Fold expressions - revisited
Basic track
Introduction
If some publisher would offer me to write the book that should convince people to start using C instead of C++, it would be as I am asked to talk with dinosaurs – trying to convince them that they are facing with distinction. And I am not Dr. Dolittle – and for sure, I am not on the mission to convince anyone to anything – even if they are walking straight to the cliff. Seriously, it is matter of someone’s preferences.
I do love C++ because it is a powerful language.
And the power of the language is measurable in a way how it deals with complexity – which kind of tools it provides to abstract the complexity that we try to model, and how efficient these tools are in terms of the expressiveness (the way how they communicate the intention behind) and yes – in terms of the performance as well (and probably fulfilling the other quality goals as well– like portability): the language features that are delivered with std library itself: as our primary toolbox.
One of the shiny features that are heavily used to tame the complexity is template (meta)programming – as the way to write generic, reusable code for solving the same family of the problems, being at the same time highly customizable (like Policy design pattern) – allowing us to use the type-specific solutions with the type-agnostic algorithms.
Variadic parameters pack
Today, I would like to give some brief overview on fold expressions, as the way to apply the same logic on the variadic parameters pack.
You all probably know for __VAR_ARGS__: it is the special identifier used with variadic macros to indicate the arbitrary number of arguments.
#define cprintf(...) fprintf(std::cout, __VAR_ARGS__)Then you should probably know that with C++ 11 we got the variadic parameter pack – as C++ respond that do not bypass the compiler since it is the language feature that
Retain the information about the properties of the types: one can use type-traits/concepts to inspect each type in the pack on certain properties (like type identity: std::is_a_*<T> traits/concepts), as compile time predicates that one can use:
To constraint the template parameter substitution set, limiting the types that can participate in template instantiation (by default, template parameters are unconstrained)

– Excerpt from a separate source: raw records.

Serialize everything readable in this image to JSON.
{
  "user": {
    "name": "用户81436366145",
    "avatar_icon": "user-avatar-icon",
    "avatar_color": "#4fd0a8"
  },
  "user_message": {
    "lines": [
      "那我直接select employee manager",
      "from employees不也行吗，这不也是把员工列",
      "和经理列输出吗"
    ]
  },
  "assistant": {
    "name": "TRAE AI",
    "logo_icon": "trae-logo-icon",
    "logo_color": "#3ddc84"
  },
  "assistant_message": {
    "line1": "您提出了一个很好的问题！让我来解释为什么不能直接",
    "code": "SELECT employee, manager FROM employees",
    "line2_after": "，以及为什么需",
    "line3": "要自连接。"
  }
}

To be used with the compile time branching (if constexpr), as the way to mimic the function overloading inside the single function – relying on the compiler to remove from the generated code all branches except the one that is evaluated to true (in-place SFINAE)
For the class template partial/full specialization, as the way to match the most-specialized one for the given type deduction
Retain the value category (as one of the properties), so that it can be used with perfect forwarding (std::forward) – in case that we talk about the variadic arguments – to properly restore the arguments (including the cv qualifiers) at the calling suite.
It can be even captured into std::tuple: as aggregate type of fixed-size fields,
that can be constructed with factory function std::make_tuple() – that takes the variadic parameter pack
Let us demonstrate this on a simple example.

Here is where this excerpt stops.